US game studio lays off 400 employees
38 Studios, the video game company owned by former Red Sox pitcher Curt Schilling, has laid off all 400 of its employees, according to local reports.
The six-year-old company received a $75 million loan guarantee from the Rhode Island state government in 2010 in order to move their offices from Maynard, Massachusetts to Providence, Rhode Island.
The first signs of trouble came on May 13, when the company failed to make a scheduled $1.1 million payment on this loan.
Unsuccessful in its attempts to secure outside investment for a bail-out, the company had already lost its chief executive and chief technology officer before the announcement that all staff were out of work today.
In an interview with the Boston Globe, Rhode Island Governor Lincoln Chafee says the situation for 38 Studios did not look good.
"It’s an unfolding tragedy here in Rhode Island,” Chafee says.
Despite his successful baseball career, Schilling has ‘tapped out’ all his funds in the company, with US$30 million invested.
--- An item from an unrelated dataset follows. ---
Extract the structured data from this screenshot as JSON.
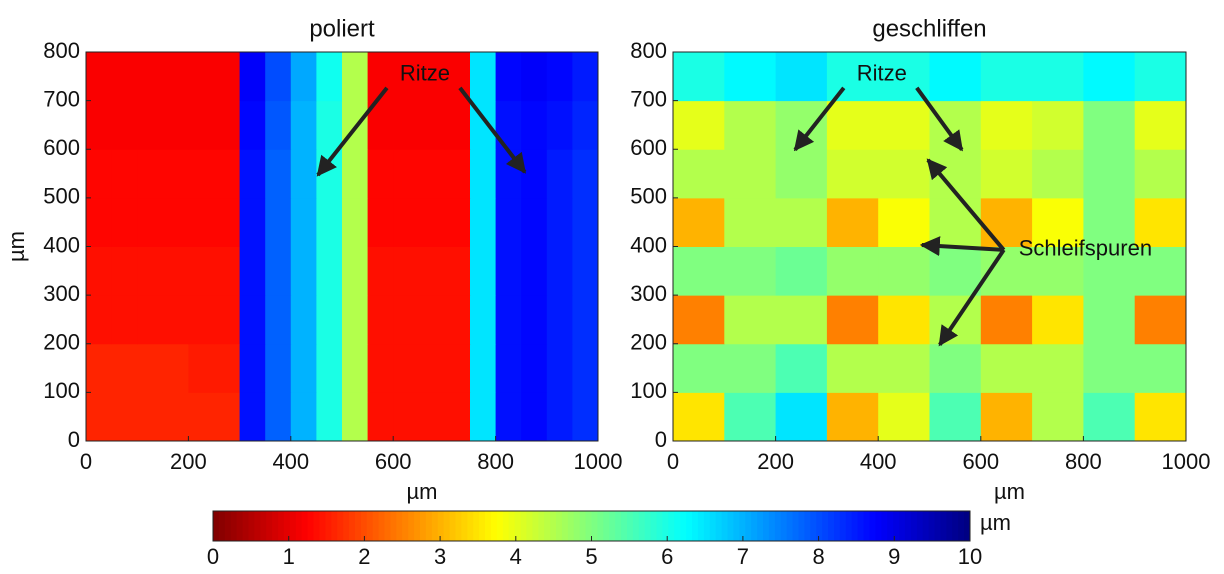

In the six years the studio was open, they released one game, Kingdoms of Amalur: Reckoning, which received mixed reviews and which Chafee claims was ‘a flop’.
Chafee says if the game had performed better that the studio might have been able to attract outside investors and would not be in the situation it is in.
However, Schilling has argued that the game ‘outperformed’ expectations, and sold more than 1.2 million units in its first 90 days of release.
The company’s latest project, an elaborate MMORPG known by the working-title ‘Copernicus’, has already tied up tens of millions of dollars. Judging by the current state of things for 38 Studios, it will never see the light of day.